MORE people than ever before are living on their own. This week Dr Miriam explains why that need not mean a lonely existence, as long as we recognise the importance of making and keeping friends.

THIRTY-something men are twice as likely as women to be living on their own.Men in this age group tend to earn more than women, which means they are more likely to be able to afford a place of their own, say Edinburgh University researchers. But that's not the whole story.

Women are now more emotionally confident than their mothers and are less willing to keep a man in their lives at any price. They've discovered there are worse things than being on your own and one of them is being trapped in a bad relationship. The result is that men who might have shared a home with a submissive partner a generation ago now find they are on their own.

Making friends

ON average we make more than 400 friendships in a lifetime but only one in 12 will last. And, of these, only five will ever be considered true friends. I'm not surprised. Friendship is as special as falling in love and can last a good deal longer. It's certainly as precious.
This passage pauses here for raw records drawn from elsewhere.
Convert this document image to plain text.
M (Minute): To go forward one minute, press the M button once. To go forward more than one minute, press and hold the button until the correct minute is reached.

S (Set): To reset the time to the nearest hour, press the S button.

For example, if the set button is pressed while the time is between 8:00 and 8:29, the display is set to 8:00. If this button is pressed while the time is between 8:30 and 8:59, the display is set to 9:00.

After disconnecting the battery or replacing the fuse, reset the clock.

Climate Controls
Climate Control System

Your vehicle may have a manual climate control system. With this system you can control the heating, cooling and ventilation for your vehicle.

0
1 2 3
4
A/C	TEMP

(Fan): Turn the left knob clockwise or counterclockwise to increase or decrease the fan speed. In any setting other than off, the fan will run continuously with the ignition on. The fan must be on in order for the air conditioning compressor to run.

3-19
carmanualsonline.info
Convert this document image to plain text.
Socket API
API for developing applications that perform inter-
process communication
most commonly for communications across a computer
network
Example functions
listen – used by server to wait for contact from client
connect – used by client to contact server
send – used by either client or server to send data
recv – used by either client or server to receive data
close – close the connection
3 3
My gut feeling is that there isn't much difference between the sexes when it comes to making friends. Men value a best mate as much as women, even if they are not so ready to acknowledge it. But when it comes to maintaining a friendship, men don't put in the same kind of work as women.

Working at it

BY work, I mean solicitude, helpfulness, kindness and sacrifice. How many times have you heard a man boast he only makes telephone calls when he has something to say? It is as if arranging where or when to meet was the only reason language was invented.

Friendships can endure even when huge physical distances separate the people involved. But it can't survive on silence. Well-meaning thoughts that never get spoken aloud can wither the closest companionship; just as "I-meant-to-get-in-touch" intentions that are never translated into action can kill it through neglect.
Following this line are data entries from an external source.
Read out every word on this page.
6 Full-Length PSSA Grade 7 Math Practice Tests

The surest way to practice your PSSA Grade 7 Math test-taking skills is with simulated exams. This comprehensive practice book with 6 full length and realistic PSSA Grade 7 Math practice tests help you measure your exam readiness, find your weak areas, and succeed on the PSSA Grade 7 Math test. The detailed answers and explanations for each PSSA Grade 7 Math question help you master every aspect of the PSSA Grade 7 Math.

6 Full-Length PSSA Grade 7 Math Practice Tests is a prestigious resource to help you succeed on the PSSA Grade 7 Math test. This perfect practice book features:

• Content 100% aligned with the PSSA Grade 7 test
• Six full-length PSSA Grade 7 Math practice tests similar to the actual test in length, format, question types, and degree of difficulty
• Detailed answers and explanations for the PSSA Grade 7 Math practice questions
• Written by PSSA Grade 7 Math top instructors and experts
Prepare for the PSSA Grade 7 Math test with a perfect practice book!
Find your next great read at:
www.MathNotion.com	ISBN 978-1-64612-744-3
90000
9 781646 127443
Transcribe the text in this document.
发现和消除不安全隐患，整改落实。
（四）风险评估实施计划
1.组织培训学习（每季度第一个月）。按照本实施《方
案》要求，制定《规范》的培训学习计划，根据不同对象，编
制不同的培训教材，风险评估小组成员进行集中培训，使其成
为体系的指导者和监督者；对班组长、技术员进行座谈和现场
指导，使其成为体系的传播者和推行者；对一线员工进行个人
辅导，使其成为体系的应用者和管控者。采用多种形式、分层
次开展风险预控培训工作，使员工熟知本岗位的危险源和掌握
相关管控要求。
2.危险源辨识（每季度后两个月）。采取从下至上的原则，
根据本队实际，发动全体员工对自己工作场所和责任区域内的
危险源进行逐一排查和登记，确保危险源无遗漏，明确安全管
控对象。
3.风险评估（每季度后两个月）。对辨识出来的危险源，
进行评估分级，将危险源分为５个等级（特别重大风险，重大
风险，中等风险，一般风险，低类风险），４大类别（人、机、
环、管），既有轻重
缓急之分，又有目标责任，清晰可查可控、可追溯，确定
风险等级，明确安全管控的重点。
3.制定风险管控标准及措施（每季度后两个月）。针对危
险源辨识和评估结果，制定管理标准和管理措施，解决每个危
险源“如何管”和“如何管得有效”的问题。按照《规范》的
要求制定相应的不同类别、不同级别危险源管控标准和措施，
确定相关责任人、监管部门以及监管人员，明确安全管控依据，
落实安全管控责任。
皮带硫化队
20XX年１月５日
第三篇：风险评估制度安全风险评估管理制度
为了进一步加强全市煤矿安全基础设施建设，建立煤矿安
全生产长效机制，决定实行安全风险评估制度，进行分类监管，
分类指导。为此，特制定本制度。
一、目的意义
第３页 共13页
Calling someone to say hello is the verbal equivalent of a hug. And we all need plenty of those in order to feel valued and appreciated. We were made for social contact - our mental well-being suffers if we don't get enough. Psychologists believe it's a fundamental need.

Trusting people

BUT we don't have to be married and or in a one-to-one relationship. We may strive for that, but we can get along fine without it. But we do need people we trust who trust us back. People we can confide in without being judged, who can put up with our moods without bearing a grudge, who share our disappointment when we fail, and cheer when we succeed. People who know our faults and still like us.

Love at first sight might exist, but there's no such a thing as friendship at first sight. It's built over time and develops through thought, understanding and tolerance. And it's perhaps the most equal of relationships because we get out of it what we put in: a one-sided friendship is no friendship at all. Making friends is a survival strategy and we should all become students of it.

Questions and Tasks:

  1. Whom can you call a “friend”?

  2. Why does the notion of friendship vary from culture to culture?

  3. Do you think men friendship differs from women friendship? Why?

  4. How to make true friends?

  5. Is it difficult for rich people to make friends? Why?

  6. It’s better to make friends in business than to have business with friends? What do you think?

  7. What happens when the person who has shared your secrets, hopes and troubles betrays your trust?